Coast to coast carnage is the terror in America now

Homicide rates have skyrocketed, and our safety is plummeting.

By Bret Stephens

The New York Times
September 15, 2021 at 10:45PM
Homicide rates across the U.S. are soaring. (iStock/The Minnesota Star Tribune)

In New York last Sunday, a woman named Shanice Young was returning from her baby shower when she was shot in the head, allegedly by her ex-boyfriend. The ex was apparently looking to confront her current boyfriend when, instead, he shot her.

Young was eight months pregnant when she died. She leaves behind a 6-year-old daughter and a younger sister, whom she was raising after her mother's death last year from cancer.

In Chicago on Saturday, a boy named Kaden Ingram was confronted by his mother, Fallon Harris, because he didn't know where a digital memory card had been left, according to prosecutors. When he couldn't produce the card, she shot him, they say. Then she took a phone call.

Afterward, Harris returned to her wounded son and asked again for the card. He still didn't know where it was, so she allegedly shot him a second time. Kaden died at the University of Chicago Medical Center. He was 12.

Chicago is on pace this year to have the most homicides in a quarter-century, with at least 60 people shot last weekend alone, seven fatally.

In New York last Wednesday, Legacy Beauford, a 1-year-old boy, was sexually assaulted and killed. Prosecutors have charged his mother's boyfriend, Keishawn Gordon, with murder and manslaughter. According to police, he couldn't stand the baby's crying. "He was irking me," Gordon said.

Police had responded to three previous 911 calls about possible child abuse but apparently saw nothing amiss. The New York Times reports that "Mr. Gordon had a criminal record that included at least five arrests, including on charges of robbery in 2019 and assault in 2018, according to the police."

In Minneapolis last Wednesday, a sixth-grader named London Michael Bean was shot during a neighborhood altercation. London's grandmother, Darlisa Williams, told the Star Tribune that she took him to the Minnesota State Fair just two days earlier.

"He didn't want to eat anything," she recalled of her "grandbaby." "He just drank a soda and rode the rides."

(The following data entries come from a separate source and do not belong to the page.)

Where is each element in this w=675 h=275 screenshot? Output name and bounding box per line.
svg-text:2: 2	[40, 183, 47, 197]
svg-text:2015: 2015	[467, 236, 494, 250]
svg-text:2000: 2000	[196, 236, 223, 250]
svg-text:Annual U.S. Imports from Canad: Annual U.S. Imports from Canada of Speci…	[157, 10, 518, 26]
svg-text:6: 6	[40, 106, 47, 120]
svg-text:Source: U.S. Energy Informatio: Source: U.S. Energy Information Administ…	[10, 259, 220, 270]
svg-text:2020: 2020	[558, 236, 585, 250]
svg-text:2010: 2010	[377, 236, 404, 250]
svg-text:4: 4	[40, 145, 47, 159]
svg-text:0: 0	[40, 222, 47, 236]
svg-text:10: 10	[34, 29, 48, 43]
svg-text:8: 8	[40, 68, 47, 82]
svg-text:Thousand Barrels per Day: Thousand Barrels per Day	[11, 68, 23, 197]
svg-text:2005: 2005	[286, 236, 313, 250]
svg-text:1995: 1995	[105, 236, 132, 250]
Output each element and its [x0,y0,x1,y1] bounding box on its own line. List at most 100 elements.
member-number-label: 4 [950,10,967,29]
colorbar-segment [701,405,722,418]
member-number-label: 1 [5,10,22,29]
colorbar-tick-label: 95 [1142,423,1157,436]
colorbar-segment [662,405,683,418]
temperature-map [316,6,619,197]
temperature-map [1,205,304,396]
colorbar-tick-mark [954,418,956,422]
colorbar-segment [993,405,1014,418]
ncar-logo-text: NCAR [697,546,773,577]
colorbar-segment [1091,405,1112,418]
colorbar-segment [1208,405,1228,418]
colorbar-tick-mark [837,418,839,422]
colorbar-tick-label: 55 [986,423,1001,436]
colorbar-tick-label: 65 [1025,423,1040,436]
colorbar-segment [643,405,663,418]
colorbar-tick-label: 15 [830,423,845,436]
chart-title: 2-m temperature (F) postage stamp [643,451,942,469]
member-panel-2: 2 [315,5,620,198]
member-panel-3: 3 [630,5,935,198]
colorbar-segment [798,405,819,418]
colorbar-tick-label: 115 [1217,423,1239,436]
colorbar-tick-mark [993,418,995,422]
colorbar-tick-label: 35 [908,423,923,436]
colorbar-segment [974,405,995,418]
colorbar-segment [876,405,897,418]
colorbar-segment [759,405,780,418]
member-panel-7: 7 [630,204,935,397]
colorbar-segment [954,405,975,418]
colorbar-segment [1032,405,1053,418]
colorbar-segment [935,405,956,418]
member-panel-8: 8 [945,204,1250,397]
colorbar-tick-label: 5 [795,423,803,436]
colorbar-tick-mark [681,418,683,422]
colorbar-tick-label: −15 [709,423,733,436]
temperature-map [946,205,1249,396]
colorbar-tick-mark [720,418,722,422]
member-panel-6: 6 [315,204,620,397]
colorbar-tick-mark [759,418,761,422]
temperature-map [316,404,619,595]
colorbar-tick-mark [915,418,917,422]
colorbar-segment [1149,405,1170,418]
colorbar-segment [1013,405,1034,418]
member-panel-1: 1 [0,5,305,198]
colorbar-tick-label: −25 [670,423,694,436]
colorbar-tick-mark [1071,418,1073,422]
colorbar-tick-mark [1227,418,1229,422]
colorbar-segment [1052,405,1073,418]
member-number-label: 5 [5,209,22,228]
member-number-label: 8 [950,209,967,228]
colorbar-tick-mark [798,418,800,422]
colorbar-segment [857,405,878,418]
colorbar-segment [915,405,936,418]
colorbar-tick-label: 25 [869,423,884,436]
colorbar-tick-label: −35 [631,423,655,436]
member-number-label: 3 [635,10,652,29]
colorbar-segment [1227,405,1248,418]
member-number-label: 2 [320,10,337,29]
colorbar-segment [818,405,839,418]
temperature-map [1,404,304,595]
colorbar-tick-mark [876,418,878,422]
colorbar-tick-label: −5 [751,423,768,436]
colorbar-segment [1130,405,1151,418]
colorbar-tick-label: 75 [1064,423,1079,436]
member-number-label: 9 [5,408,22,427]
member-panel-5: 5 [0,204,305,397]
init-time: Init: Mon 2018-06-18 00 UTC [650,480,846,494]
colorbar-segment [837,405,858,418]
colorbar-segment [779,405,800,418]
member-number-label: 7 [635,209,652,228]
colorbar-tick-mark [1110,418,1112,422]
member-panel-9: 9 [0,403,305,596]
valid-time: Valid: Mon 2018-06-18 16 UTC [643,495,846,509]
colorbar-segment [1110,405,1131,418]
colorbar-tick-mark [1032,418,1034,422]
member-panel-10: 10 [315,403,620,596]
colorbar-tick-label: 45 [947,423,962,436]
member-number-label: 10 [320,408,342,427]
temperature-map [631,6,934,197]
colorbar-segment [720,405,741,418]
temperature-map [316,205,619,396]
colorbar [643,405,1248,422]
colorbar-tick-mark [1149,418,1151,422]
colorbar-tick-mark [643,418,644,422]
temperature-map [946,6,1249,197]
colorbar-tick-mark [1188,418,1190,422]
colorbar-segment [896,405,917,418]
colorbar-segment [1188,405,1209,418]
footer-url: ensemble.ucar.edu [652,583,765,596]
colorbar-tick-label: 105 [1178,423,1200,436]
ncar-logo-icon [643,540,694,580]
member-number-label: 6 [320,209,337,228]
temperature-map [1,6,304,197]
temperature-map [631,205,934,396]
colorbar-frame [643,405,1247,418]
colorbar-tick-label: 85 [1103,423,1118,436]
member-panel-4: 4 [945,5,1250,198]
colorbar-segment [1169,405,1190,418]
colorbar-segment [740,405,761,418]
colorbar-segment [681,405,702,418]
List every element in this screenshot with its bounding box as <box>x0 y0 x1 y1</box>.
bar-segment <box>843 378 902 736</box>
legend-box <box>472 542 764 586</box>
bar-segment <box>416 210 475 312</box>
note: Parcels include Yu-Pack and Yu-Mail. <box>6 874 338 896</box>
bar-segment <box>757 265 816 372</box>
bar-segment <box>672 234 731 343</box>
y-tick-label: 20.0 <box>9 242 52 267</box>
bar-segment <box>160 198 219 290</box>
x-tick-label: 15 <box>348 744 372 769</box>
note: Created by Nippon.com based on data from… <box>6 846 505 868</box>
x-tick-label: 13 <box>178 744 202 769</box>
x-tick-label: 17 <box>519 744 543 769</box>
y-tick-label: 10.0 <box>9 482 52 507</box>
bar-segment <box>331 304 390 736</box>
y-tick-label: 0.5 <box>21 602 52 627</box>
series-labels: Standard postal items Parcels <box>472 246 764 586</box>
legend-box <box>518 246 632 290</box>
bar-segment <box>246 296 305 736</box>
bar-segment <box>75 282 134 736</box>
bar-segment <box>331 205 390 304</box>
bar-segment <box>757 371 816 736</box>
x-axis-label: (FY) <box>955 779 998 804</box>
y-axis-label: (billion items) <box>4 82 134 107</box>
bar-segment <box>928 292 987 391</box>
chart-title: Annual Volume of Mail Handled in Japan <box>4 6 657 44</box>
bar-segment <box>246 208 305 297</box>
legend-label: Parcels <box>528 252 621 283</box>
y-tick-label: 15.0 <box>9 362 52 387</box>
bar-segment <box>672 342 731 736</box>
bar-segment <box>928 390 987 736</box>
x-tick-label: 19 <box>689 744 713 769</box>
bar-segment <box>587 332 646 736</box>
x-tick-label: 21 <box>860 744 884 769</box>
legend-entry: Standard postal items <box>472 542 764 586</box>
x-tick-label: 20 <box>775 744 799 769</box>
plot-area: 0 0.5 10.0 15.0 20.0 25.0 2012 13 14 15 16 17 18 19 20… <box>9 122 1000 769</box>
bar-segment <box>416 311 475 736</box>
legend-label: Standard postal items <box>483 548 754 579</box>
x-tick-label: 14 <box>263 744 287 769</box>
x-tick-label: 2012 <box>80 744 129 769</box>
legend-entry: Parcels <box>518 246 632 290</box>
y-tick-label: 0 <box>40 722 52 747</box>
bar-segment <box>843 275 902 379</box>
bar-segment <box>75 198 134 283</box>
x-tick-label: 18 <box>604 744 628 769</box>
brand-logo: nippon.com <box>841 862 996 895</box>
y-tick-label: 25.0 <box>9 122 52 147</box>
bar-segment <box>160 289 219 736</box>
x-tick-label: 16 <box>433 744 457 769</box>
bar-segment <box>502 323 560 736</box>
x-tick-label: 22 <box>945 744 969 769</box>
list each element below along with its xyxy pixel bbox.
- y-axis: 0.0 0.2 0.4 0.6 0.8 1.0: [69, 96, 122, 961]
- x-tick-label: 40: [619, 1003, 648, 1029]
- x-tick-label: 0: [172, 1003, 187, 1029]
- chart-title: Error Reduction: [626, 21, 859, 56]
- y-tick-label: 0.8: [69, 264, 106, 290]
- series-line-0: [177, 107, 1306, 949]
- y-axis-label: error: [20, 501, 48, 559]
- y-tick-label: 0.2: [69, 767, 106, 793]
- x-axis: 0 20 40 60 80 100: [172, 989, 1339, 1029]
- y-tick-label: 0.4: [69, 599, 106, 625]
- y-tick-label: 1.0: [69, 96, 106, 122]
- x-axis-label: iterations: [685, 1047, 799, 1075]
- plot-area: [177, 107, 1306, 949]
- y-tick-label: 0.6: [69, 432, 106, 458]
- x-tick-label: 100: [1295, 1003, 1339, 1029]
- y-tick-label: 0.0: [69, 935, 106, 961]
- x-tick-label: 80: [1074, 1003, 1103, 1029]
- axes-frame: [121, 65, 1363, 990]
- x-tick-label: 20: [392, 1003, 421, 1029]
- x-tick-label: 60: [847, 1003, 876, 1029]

He was the city's 64th homicide this year. For 2020, the statewide murder tally was up 58% over the year before, breaking a record last set in 1995.

In Los Angeles last Wednesday, a gang-intervention worker named Craig "Big" Batiste was shot multiple times near his family home and killed by an unidentified assailant.

Batiste, a former gang member, was the subject of a 2017 profile in the Wall Street Journal. "I've been a drug dealer, I've been a thug, a hustler," Batiste said. Around the time of his death, he'd been working in his community to prevent more gang violence. He was 54.

Los Angeles suffered a 28% jump in murders from 2019 to 2020, according to the Marshall Project. This year is likely to be worse.

In Portland, Ore., a couple of weeks ago, there were nine separate shootings in the course of 16 hours. Nobody was killed, but two people were badly injured.

Portland suffered 16 homicides in 2016, 25 in 2017, 26 in 2018, 35 in 2019 and 57 in 2020. As of Sept. 1, with 62 homicides and 830 shootings, the city has smashed previous records.

Victims have been disproportionately Black. In 2020, 145 police officers either resigned or retired from the Portland Police Bureau.

In New York last month, Wayne Washington, 25, was killed after being shot multiple times in the chest, and a 19-year-old woman suffered a bullet injury in her torso. Several hours later, a burst of gunfire in the same neighborhood resulted in the deaths of two more men and the injury of three others.

Brooklyn's 75th Precinct was once one of New York's most violent neighborhoods, registering more than 100 homicides in a year. By 2018, the rate had come down nearly to zero, a fact I celebrated in a column called "Joe Biden: Be Proud of Your Crime Bill."

That was the 1994 bill that sought to fund 100,000 additional cops, built more prisons, demanded tougher sentences and imposed a federal ban on assault weapons.

For all of its shortcomings (and there were plenty), the bill, I wrote, moved America "in the right direction: of more policing and tougher enforcement and a powerful refusal to continue defining criminal deviancy down in the face of those who said we just had to take it."

Rereading that column feels like opening a time capsule from a bygone era, when American cities were generally safe. Today, you can drive down just about any street in a liberal neighborhood and see lawn signs or posters proclaiming that Black Lives Matter, sometimes alongside a picture of George Floyd.

But the lives of Shanice Young, Kaden Ingram, Legacy Beauford, London Michael Bean, Craig Batiste and Wayne Washington, among so many others, should also matter. Where are the yard signs for them?